December 20, 2011
The housing bubble apparently still has not gotten word about the housing bubble. Of course it is easy to see how an $8 trillion bubble whose collapse wrecked the economy could escape the attention of the nation’s premier business publication.
If the WSJ had gotten word about the housing bubble it would not have said silly things about the baby boom cohorts like:
“In part because of improvidence and weak wage growth, in part because many have lost jobs and in part because of the severe recession, Baby Boomers as a group are unready for two or even three decades of life after they stop working.”
See people who have heard of the housing bubble, and the stock bubble that preceded it, know that tens of millions of baby boomers did not save because their house was doing it for them. If a $250,000 home goes up 10 percent in price, this is as good as putting $25,000 into a 401(k).
This is the well-known (among people who have taken intro econ) housing wealth effect. There is also a stock wealth effect.

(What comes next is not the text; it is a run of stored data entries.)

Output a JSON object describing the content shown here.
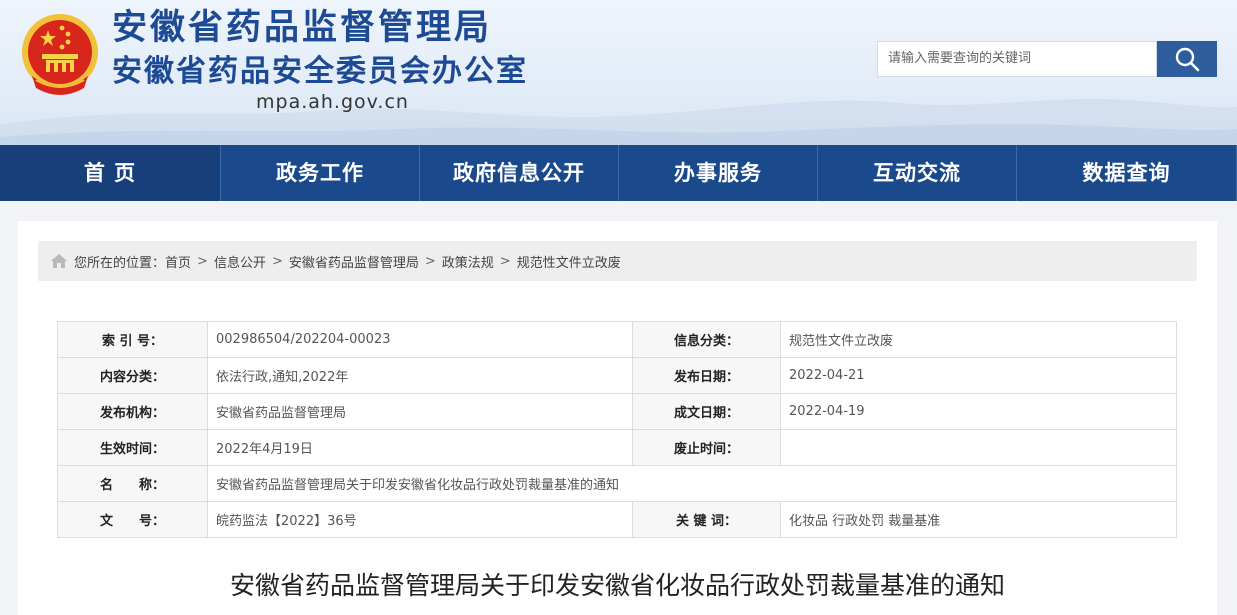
{
  "header": {
    "title": "安徽省药品监督管理局",
    "subtitle": "安徽省药品安全委员会办公室",
    "domain": "mpa.ah.gov.cn",
    "search_placeholder": "请输入需要查询的关键词"
  },
  "nav": {
    "items": [
      {
        "label": "首 页"
      },
      {
        "label": "政务工作"
      },
      {
        "label": "政府信息公开"
      },
      {
        "label": "办事服务"
      },
      {
        "label": "互动交流"
      },
      {
        "label": "数据查询"
      }
    ]
  },
  "breadcrumb": {
    "prefix": "您所在的位置：",
    "separator": ">",
    "items": [
      {
        "label": "首页"
      },
      {
        "label": "信息公开"
      },
      {
        "label": "安徽省药品监督管理局"
      },
      {
        "label": "政策法规"
      },
      {
        "label": "规范性文件立改废"
      }
    ]
  },
  "meta": {
    "index_label": "索 引 号：",
    "index_value": "002986504/202204-00023",
    "info_category_label": "信息分类：",
    "info_category_value": "规范性文件立改废",
    "content_category_label": "内容分类：",
    "content_category_value": "依法行政,通知,2022年",
    "publish_date_label": "发布日期：",
    "publish_date_value": "2022-04-21",
    "publisher_label": "发布机构：",
    "publisher_value": "安徽省药品监督管理局",
    "written_date_label": "成文日期：",
    "written_date_value": "2022-04-19",
    "effective_label": "生效时间：",
    "effective_value": "2022年4月19日",
    "repeal_label": "废止时间：",
    "repeal_value": "",
    "name_label": "名　　称：",
    "name_value": "安徽省药品监督管理局关于印发安徽省化妆品行政处罚裁量基准的通知",
    "doc_no_label": "文　　号：",
    "doc_no_value": "皖药监法【2022】36号",
    "keywords_label": "关 键 词：",
    "keywords_value": "化妆品 行政处罚 裁量基准"
  },
  "document": {
    "title": "安徽省药品监督管理局关于印发安徽省化妆品行政处罚裁量基准的通知"
  },
  "colors": {
    "brand_blue": "#1d4a94",
    "nav_bg": "#1b4a8c",
    "search_button": "#2d5d9c"
  },
  "icons": {
    "emblem": "national-emblem-icon",
    "search": "search-icon",
    "home": "home-icon"
  }
}
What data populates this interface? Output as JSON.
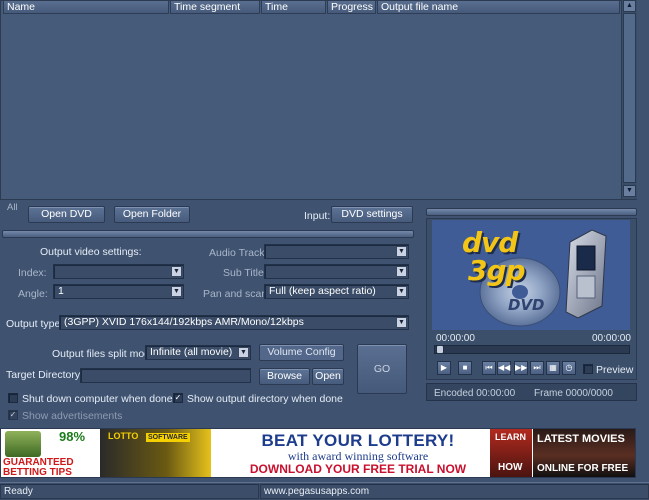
{
  "file_list": {
    "columns": [
      "Name",
      "Time segment",
      "Time",
      "Progress",
      "Output file name"
    ]
  },
  "source": {
    "all_label": "All",
    "open_dvd_label": "Open DVD",
    "open_folder_label": "Open Folder",
    "input_label": "Input:",
    "dvd_settings_label": "DVD settings"
  },
  "video_settings": {
    "header": "Output video settings:",
    "index_label": "Index:",
    "index_value": "",
    "angle_label": "Angle:",
    "angle_value": "1",
    "audio_track_label": "Audio Track:",
    "audio_track_value": "",
    "subtitle_label": "Sub Title:",
    "subtitle_value": "",
    "pan_scan_label": "Pan and scan:",
    "pan_scan_value": "Full (keep aspect ratio)"
  },
  "output": {
    "type_label": "Output type:",
    "type_value": "(3GPP) XVID 176x144/192kbps  AMR/Mono/12kbps",
    "split_label": "Output files split mode:",
    "split_value": "Infinite (all movie)",
    "volume_config_label": "Volume Config",
    "target_dir_label": "Target Directory:",
    "target_dir_value": "",
    "browse_label": "Browse",
    "open_label": "Open",
    "go_label": "GO",
    "shutdown_label": "Shut down computer when done",
    "shutdown_checked": false,
    "show_dir_label": "Show output directory when done",
    "show_dir_checked": true,
    "show_ads_label": "Show advertisements",
    "show_ads_checked": true
  },
  "preview": {
    "logo_line1": "dvd",
    "logo_line2": "3gp",
    "disc_label": "DVD",
    "time_start": "00:00:00",
    "time_end": "00:00:00",
    "seek_position": 0,
    "preview_label": "Preview",
    "preview_checked": false,
    "encoded_text": "Encoded 00:00:00",
    "frame_text": "Frame 0000/0000"
  },
  "ad": {
    "betting_pct": "98%",
    "betting_line1": "GUARANTEED",
    "betting_line2": "BETTING TIPS",
    "lottery_brand": "LOTTO",
    "lottery_software": "SOFTWARE",
    "lottery_headline": "BEAT YOUR LOTTERY!",
    "lottery_sub": "with award winning software",
    "lottery_cta": "DOWNLOAD YOUR FREE TRIAL NOW",
    "learn_line1": "LEARN",
    "learn_line2": "HOW",
    "movies_line1": "LATEST MOVIES",
    "movies_line2": "ONLINE FOR FREE"
  },
  "status": {
    "state": "Ready",
    "url": "www.pegasusapps.com"
  },
  "colors": {
    "background": "#3f5371",
    "panel": "#465b79",
    "lottery_red": "#c8102e",
    "lottery_blue": "#1d3c8c"
  }
}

These asset bubbles are the main reason that baby boomers did not save sufficiently for retirement.
This predicted effect of asset bubbles is one of the reasons why people who know economics thought it was incredibly bad policy for Robert Rubin, Larry Summers and Alan Greenspan to celebrate the stock bubble in the 90s and for George W. Bush, Robert Rubin, and Alan Greenspan to celebrate the housing bubble in the last decade. The fact that tens of millions of baby boomers would end up ill-prepared for retirement was a 100 percent predictable outcome from these bubbles.
Unfortunately the people who were making economic policy at the time did not give a damn and the Wall Street Journal is covering up for them now.